Jerónimos-Kloster | Lissabon, Portugal

Das Jerónimos-Kloster befindet sich im Stadtteil Belém von Lissabon in der Nähe des Tejo-Ufers. Es ist wahrscheinlich eines der schönsten Klöster, die ich in meinem Leben gesehen habe: Hauptsächlich wegen seiner inneren und äußeren Merkmale. Das Jerónimos-Kloster ist seit 1983 UNESCO-Weltkulturerbe. Es präsentiert perfekt den portugiesischen spätgotischen manuelinischen Architekturstil.

Turm von Belém in Lissabon an einem Abend, Portugal.

Turm von Belém | Lissabon, Portugal

Der Turm von Belém wurde im 16. Jahrhundert aus Kalkstein als Teil eines Verteidigungssystems am Tajo gebaut und war ein zeremonielles Tor von Lissabon. Dies ist jedoch nicht der einzige Grund, warum dieser Turm so berühmt ist und von der UNESCO zum Weltkulturerbe erklärt wurde. Der Turm von Belém ist ein Symbol der portugiesischen Seefahrt im Zeitalter der Entdeckungen.

Archäologischer Park Paphos (Ketos archäologischer Park) – Zypern im Frühjahr.

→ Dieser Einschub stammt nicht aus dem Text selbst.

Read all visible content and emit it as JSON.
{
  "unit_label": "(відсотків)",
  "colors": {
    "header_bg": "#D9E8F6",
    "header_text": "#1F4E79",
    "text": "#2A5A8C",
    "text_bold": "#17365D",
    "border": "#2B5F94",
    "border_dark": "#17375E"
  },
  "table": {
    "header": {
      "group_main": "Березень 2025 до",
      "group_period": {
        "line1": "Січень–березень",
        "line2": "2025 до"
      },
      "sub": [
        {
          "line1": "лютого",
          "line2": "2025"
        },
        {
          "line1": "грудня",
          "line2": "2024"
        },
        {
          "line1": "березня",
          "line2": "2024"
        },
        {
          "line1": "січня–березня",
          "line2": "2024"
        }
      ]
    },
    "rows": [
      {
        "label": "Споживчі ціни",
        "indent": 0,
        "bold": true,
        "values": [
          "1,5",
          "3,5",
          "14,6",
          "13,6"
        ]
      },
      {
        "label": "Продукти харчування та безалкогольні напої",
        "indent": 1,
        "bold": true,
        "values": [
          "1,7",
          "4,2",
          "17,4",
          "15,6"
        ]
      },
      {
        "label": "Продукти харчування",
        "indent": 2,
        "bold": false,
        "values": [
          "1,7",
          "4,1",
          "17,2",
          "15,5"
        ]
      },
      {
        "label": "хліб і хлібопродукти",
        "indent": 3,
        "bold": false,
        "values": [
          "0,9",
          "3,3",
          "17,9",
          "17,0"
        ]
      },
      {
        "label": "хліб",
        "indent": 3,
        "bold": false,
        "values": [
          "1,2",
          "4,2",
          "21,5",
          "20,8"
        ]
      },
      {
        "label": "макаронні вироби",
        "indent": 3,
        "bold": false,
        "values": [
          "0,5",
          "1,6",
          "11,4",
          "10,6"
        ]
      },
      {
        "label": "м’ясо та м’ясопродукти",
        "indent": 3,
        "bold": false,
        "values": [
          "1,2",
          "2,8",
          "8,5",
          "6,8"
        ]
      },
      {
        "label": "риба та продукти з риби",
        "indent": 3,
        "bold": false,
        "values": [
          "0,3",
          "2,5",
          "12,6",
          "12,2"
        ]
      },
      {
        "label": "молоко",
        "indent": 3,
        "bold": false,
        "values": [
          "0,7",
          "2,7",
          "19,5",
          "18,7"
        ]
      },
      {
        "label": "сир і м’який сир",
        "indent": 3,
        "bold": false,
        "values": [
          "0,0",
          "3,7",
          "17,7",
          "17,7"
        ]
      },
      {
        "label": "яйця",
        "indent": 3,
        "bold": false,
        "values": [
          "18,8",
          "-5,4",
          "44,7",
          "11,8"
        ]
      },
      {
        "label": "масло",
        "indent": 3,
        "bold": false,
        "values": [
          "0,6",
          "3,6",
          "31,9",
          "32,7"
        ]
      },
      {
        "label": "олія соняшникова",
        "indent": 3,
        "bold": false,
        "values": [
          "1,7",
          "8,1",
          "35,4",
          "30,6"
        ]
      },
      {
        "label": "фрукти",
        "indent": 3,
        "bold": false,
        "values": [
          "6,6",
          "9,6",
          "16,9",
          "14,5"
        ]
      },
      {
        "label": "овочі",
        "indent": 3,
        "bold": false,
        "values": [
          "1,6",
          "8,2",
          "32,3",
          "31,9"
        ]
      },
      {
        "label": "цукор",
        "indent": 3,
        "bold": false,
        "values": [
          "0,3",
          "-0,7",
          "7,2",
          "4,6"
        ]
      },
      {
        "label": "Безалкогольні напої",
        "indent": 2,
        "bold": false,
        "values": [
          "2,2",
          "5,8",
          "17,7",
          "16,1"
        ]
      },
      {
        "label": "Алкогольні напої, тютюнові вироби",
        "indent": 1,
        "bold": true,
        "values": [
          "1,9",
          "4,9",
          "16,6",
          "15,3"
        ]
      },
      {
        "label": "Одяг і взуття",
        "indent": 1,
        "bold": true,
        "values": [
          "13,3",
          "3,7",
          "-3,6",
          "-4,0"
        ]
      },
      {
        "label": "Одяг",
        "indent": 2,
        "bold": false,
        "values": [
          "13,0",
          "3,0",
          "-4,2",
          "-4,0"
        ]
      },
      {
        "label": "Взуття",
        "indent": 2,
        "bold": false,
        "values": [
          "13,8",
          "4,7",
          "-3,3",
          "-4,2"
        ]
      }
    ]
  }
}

Archäologischer Park im Frühjahr | Paphos, Zypern

Wir hätten uns nicht besseres Wetter in Zypern wünschen können, vor allem vor dem Hintergrund der fantastischen Bedingungen in Paphos –  es blühte nämlich dort überall. Für den Großteil des Jahres spiegelt der Park typischerweise das Bild einer Wüste wider. Während des Frühlings war der Boden mit Mohnblumen und Marsh Marigolds bedeckt.

Schloss Mosigkau in Dessau im Spätsommer mit farbenfrohem Garten.

Schloss Mosigkau | Dessau, Deutschland

Schloss Mosigkau wurde als Rokoko-Schloss im Jahre 1757 fertiggestellt. Das Schloss und der ihn umgebende Garten sind Teil des Dessau-Wörlitzer Gartenreichs, einem Zusammenschluss von 8 verschiedenen Schlössern und Parks entlang der Elbe. Als Teil dieses Gartenreichs gehört Schloss Mosigkau seit dem Jahr 2000 zum UNESCO-Weltkulturerbe.

Rektorenpalast in Dubrovnik, Kroatien aus dem 16. Jahrhundert erstrahlt im frühen Morgenlicht

Rektorenpalast | Dubrovnik, Kroatien

Daria war von der Fassade des Gebäudes, welches die Baustile der Gotik, des Barock und der Renaissance in sich vereint, besonders angetan. Daher nutzte ich in den frühen Morgenstunden die menschenleeren Straßen Dubrovniks um den Rektorenpalast so abzulichten, wie er vielleicht auch im 16. Jahrhundert ruhig und beständig auf den glänzenden Asphaltsteinen verweilte.